Eight questions about Afghanistan will haunt Biden's presidency
Andrew Korybko
U.S. President Joe Biden speaks at the White House, Washington, D.C., U.S., August 31, 2021. /Getty

U.S. President Joe Biden speaks at the White House, Washington, D.C., U.S., August 31, 2021. /Getty

Editor's note: Andrew Korybko is a Moscow-based American political analyst. The article reflects the author's opinions and not necessarily those of CGTN. 

The U.S. military withdrawal from Afghanistan was a complete disaster and raised eight questions that will haunt the remainder of Joe Biden's presidency. It's a sure bet that Republicans will take advantage of them to boost their electoral prospects ahead of next year's midterm elections while some Democrats might even proverbially jump ship and go against their own party in order to avoid being associated with their leader's contentious decisions.

Here's everything that Biden will be pressured to account for:

1. Why did his administration dismiss some of the predictions by the Central Intelligence Agency (CIA) and the State Department?

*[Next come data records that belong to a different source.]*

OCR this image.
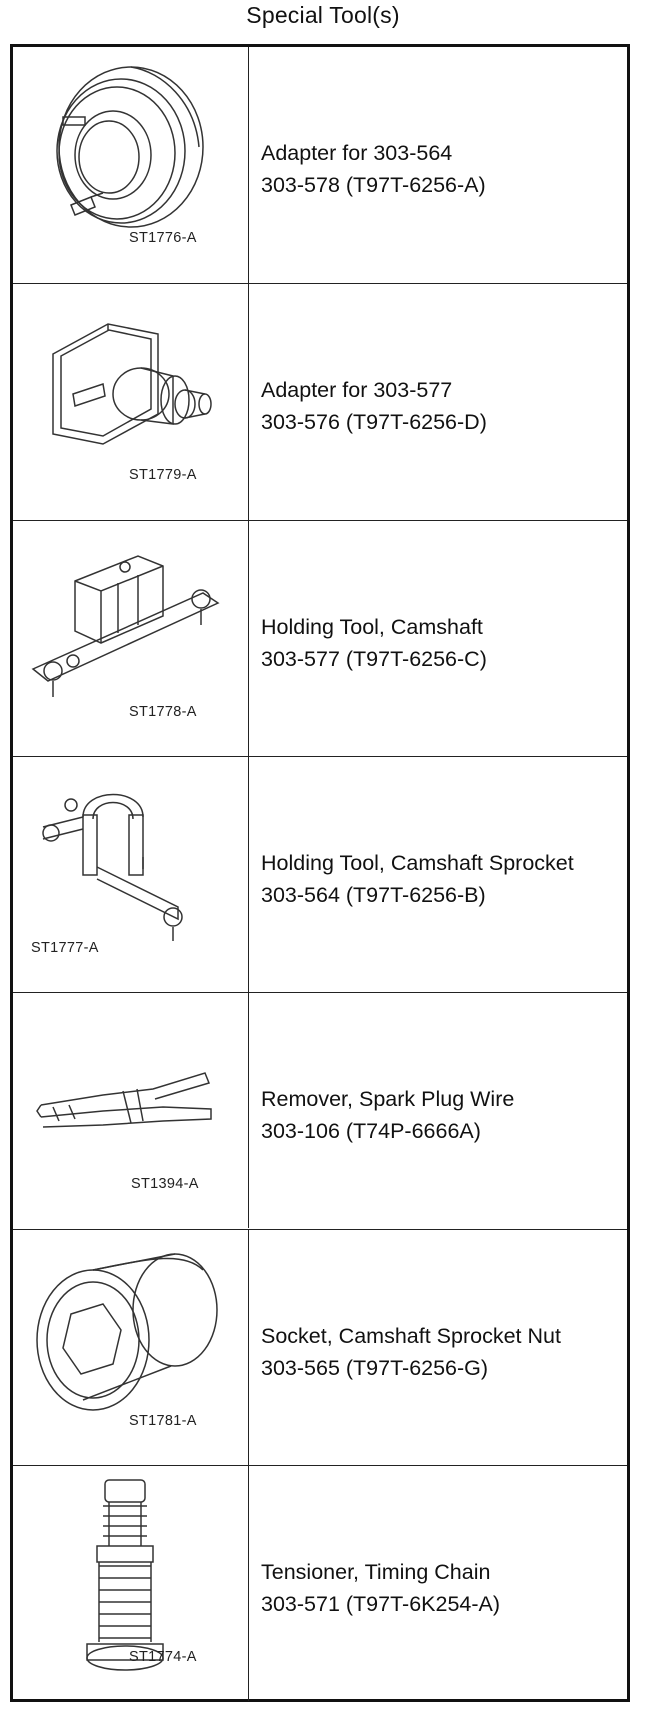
Special Tool(s)
ST1776-A
Adapter for 303-564
303-578 (T97T-6256-A)
ST1779-A
Adapter for 303-577
303-576 (T97T-6256-D)
ST1778-A
Holding Tool, Camshaft
303-577 (T97T-6256-C)
ST1777-A
Holding Tool, Camshaft Sprocket
303-564 (T97T-6256-B)
ST1394-A
Remover, Spark Plug Wire
303-106 (T74P-6666A)
ST1781-A
Socket, Camshaft Sprocket Nut
303-565 (T97T-6256-G)
ST1774-A
Tensioner, Timing Chain
303-571 (T97T-6K254-A)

American media reported that some in the CIA and the State Department predicted that Kabul would fall a lot quicker to the Taliban than the Biden administration expected, yet these warnings were dismissed for inexplicable reasons that directly contributed to the last month's series of disasters.

2. Who in the military advised Biden to withdraw from Bagram Air Base and why?

National Security Advisor Jake Sullivan defended the administration's withdrawal from Bagram Air Base in late July as having been done at the military's request, yet many Americans want to know who gave this advice and why, since the people believe that the site should have been used for the evacuation in August.

3. Why didn't the military do more to defend the Kabul airport after expecting an attack?

Politico cited leaked documents to report that the Pentagon was aware of an impending "mass casualty" attack at the Kabul airport. Russia Today reported that "multiple troops stationed at the airport" wrote online afterwards that they "were instructed by superiors to continue 'police calling' (picking up trash) regardless."

4. Did U.S. troops accidentally kill some Afghans and even each other during the airport attack?

Eyewitnesses told the BBC that some of their massacred compatriots weren't blown up by ISIS-K's suicide bomb but were shot by the U.S. troops during the resulting confusion, which also leaves open the possibility that some of their own 13 troops, who were killed during that attack, might have died from "friendly fire" as well.

5. Why did the Biden administration trust the Taliban to protect fleeing U.S. citizens?

Biden acknowledged after the Kabul airport attack that the U.S. gave the names of some of its fleeing citizens to the Taliban in order to help them pass the group's checkpoints, yet that organization is still designated as a terrorist group by his own government and it also reportedly didn't let some Americans through.

A man weeps during a mass funeral for members of a family killed in a U.S. drone airstrike, Kabul, Afghanistan, August 30, 2021. /Getty

A man weeps during a mass funeral for members of a family killed in a U.S. drone airstrike, Kabul, Afghanistan, August 30, 2021. /Getty

6. Who's responsible for droning 10 Afghan family members to death?

The U.S. carried out a strike in Kabul over the weekend against what the Pentagon claimed was a suicide attack that an ISIS-K terrorist was on their way to carry out at the airport. But CNN later reported that it were actually 10 family members – including children – who were killed during that drone strike.

7. Why was $85 billion of cutting-edge U.S. military equipment abandoned to the Taliban?

Americans don't understand why their government abandoned $85 billion of cutting-edge military equipment to the Taliban instead of withdrawing it together with their troops or destroying it before they left since this now makes the group one of the most powerfully armed forces in Eurasia despite still being designated as terrorists.

8. What will become of the Americans abandoned in Afghanistan?

The U.S. failed to evacuate all of its citizens who wanted to leave Afghanistan despite the general population's demand that this be accomplished before American forces fully withdrew, and now there are very serious concerns about their safety and questions about why they were even abandoned at all.


It's politically impossible for Biden to ignore these eight interconnected questions, which all stem from his disastrous withdrawal of U.S. troops from Afghanistan. Some might become more prominent than others, but either way, it's obvious that this war will continue to haunt his presidency. There's also a possibility that a bipartisan committee might be formed to investigate everything that happened. Biden probably won't be impeached like some Republicans want, but other administration officials might still be held to account.